In one noteworthy ruling that eventually made its way to the Supreme Court in 1985, a company was ordered to pay minimum wage to its employers even though the employees didn’t want it. Tony and Susan Alamo Foundation v. Secretary of Labor was based on hundreds of members of a church volunteering regular hours in the organization’s many commercial side-businesses. The workers did not expect to receive any money for their work, and, in fact, “vigorously protested the payment of wages” at trial. Nevertheless, the court decided that, because the for-profit sides of the organization were in competition with other businesses, the use of 300 unpaid workers was not only unfair to the workers, but it also gave the Alamo Foundation an unfair advantage over its competitors.

In an interview this week, Greenberg, the attorney representing the volunteers in the AOL litigation, made parallels between that case and the Alamo Foundation case. He said he felt that in both situations, the workers should have been classified as employees, not volunteers, “because of the regimented nature of their activities.” In both cases, even though the workers were offering their time willingly, there was an employer-employee type relationship at play: workers had to complete a training program, had to work for a certain number of hours a week, had to report regularly to their superiors on what they had done, and, if they failed to meet the employers’ requirements, were kicked out of the program. Employees do not have the same control (control over what work they do and how they do it) as volunteers do, under the FLSA’s definitions.

But the AOL litigation, at least, was a tricky case nonetheless. The court denied AOL’s requests for dismissal, but it didn’t move to bring the case to trial, either. Hallissey et al. v. America Online sat in the court for years before AOL finally moved to settle the case in 2009. The payout was reportedly for $15 million, although Greenberg declined to comment on the terms of the settlement (settlement figure noted here, page twenty-five).

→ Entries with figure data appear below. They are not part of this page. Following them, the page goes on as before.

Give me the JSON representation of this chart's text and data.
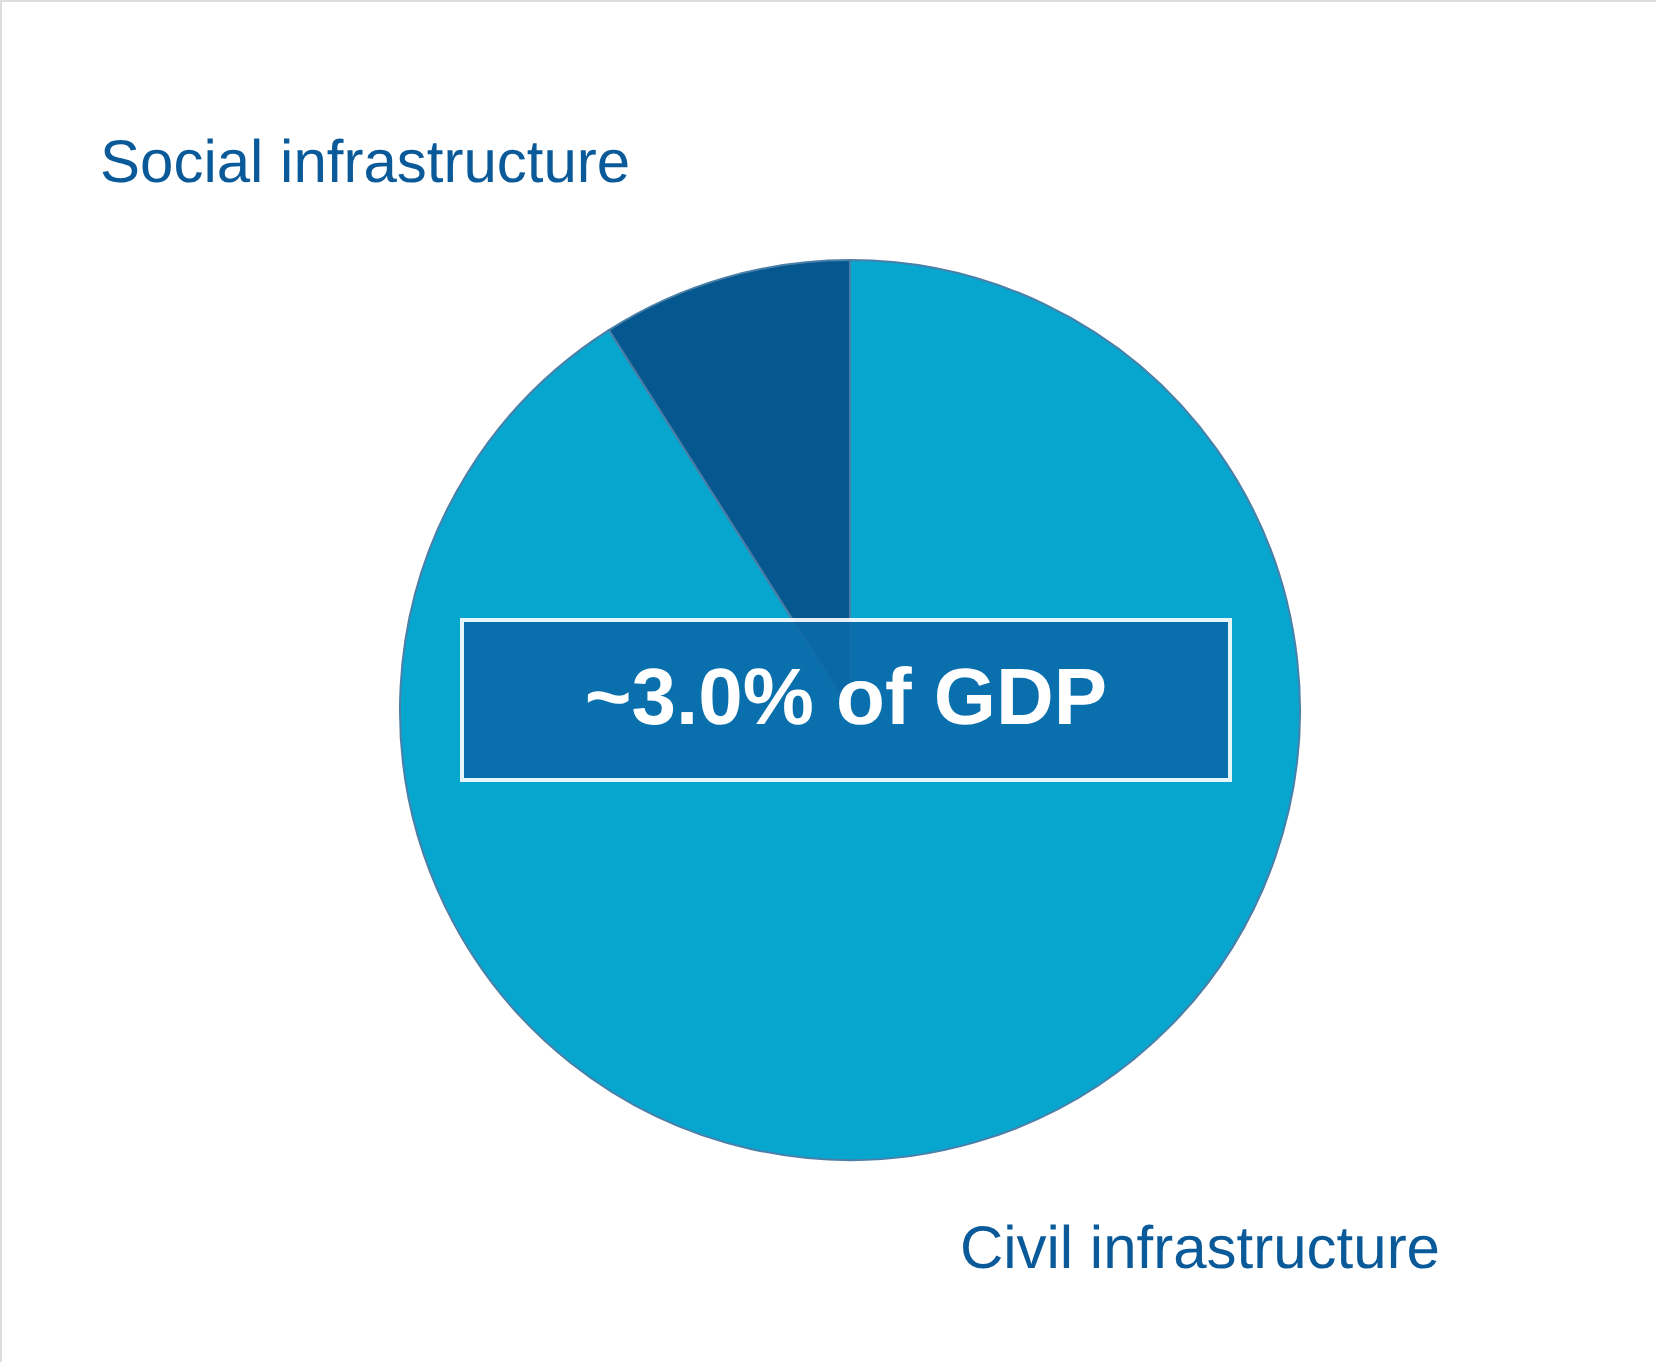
{
  "chart_data": {
    "type": "pie",
    "categories": [
      "Civil infrastructure",
      "Social infrastructure"
    ],
    "values": [
      91,
      9
    ],
    "colors": [
      "#06a6cf",
      "#05588f"
    ],
    "annotations": [
      "~3.0% of GDP"
    ]
  }
}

So. Could a similar case be brought against the AOL/Huffington Post behemoth, today, by the thousands of unpaid Huffington Post bloggers? It’s hard to say. Professor Ellen Dannin, who teaches labor law at Penn State, said that paid and unpaid writers generally fall under the definition of independent contractor with regard to the FLSA law. Freelance writers are not considered employees, nor are they volunteers, which typically refer to people working for nonprofits, charities or religious organizations.

“The definition of ‘employee’ under the Fair Labor Standards Act, which regulates minimum wages, is very elastic, I mean it speaks to the economic realities of circumstances,” said Greenberg. “I think it’s an interesting issue. Whether it would be an issue that would be particularly viable or likely to succeed with respect to a litigation claim, I just don’t know. It would certainly be intriguing if these people were to organize somehow.”

Another professor who teaches employment law, Michael Selmi of George Washington University Law School, responded by e-mail to a question about whether The Huffington Post would under any circumstances be required to pay its writers: “That will depend on the duties of each writer, whether they are assigned jobs by Huffington as opposed to freelancers who submit stories, and whether there is a continuing relationship.”

The thousands of unpaid bloggers in question, of course, have signed no agreement with the site, and are under no obligation to submit their stories with any regularity. They do not receive assignments. If they have an idea for a post but then decide not to write it, they are not penalized by the site’s editors in any way. This lack of regimentation in that editor/writer relationship would weaken the bloggers’ (hypothetical) case against The Huffington Post.